Hat Tip: Doug
"Constitution is a charter of negative liberties"... wants to break free of "negative" constraints of the founding fathers...the state must do things on your behalf because "we suffer from not having redistributive change" - Barack Obama
Listen to the man's words before he was running for President. In this 2001 radio interview, while Barack Obama was a state senator, Obama states that through legislation and Court decisions, minorities have acquired the right to vote, to eat where they choose, but fell short in "economic justice." Then Obama laments that the legislation and the Court stopped short of "redistribution of wealth.“ Obama gives us an insight in to what a community organizer does and how community organization is necessary to redistribute your wealth.
He states political and economic justice cannot be helped by the US Constitution because the US "Constitution is a charter of negative liberties."
He states that we still suffer from not having redistributive change.
Obama is a socialist.
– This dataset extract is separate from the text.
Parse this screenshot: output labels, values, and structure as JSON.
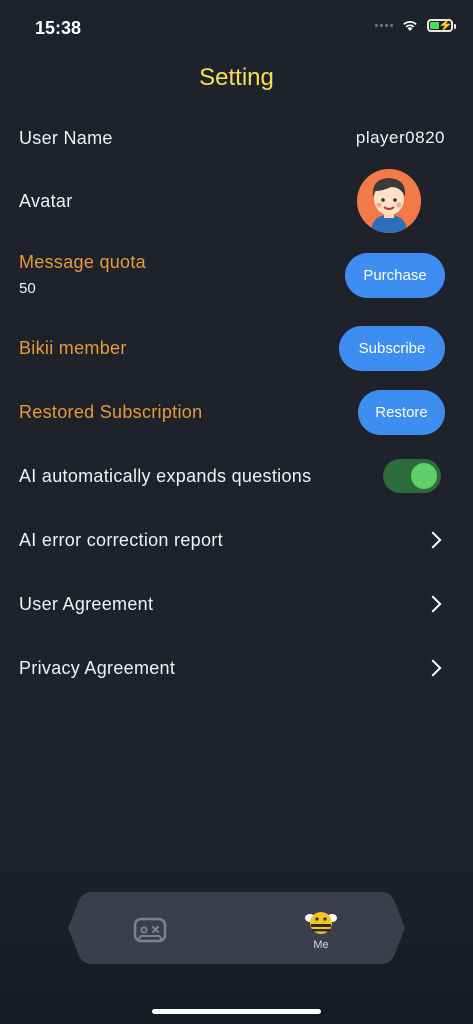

He claims the courts and legistlative branch cannot do enough to make redistribution happen. Now a President is something else again is it not. Now there is a community organizer.
If you are white and own property and you believe that you owe some of your property to blacks because they do not have their fair share, then by all means vote for Barack Obama or against John McCain. He will redistribute your wealth.
Let us see just how many ignorant and how many stupid Americans fall for this dangerous charlatan.
If you look at the victories and failures of the civil rights movement and its litigation strategy in the court, I think where it succeeded was to vest formal rights in previously dispossessed peoples. So that I would now have the right to vote, I would now be able to sit at the lunch counter and order and as long as I could pay for it I’d be okay.
But the Supreme Court never ventured into the issues of redistribution of wealth and sort of more basic issues of political and economic justice in this society.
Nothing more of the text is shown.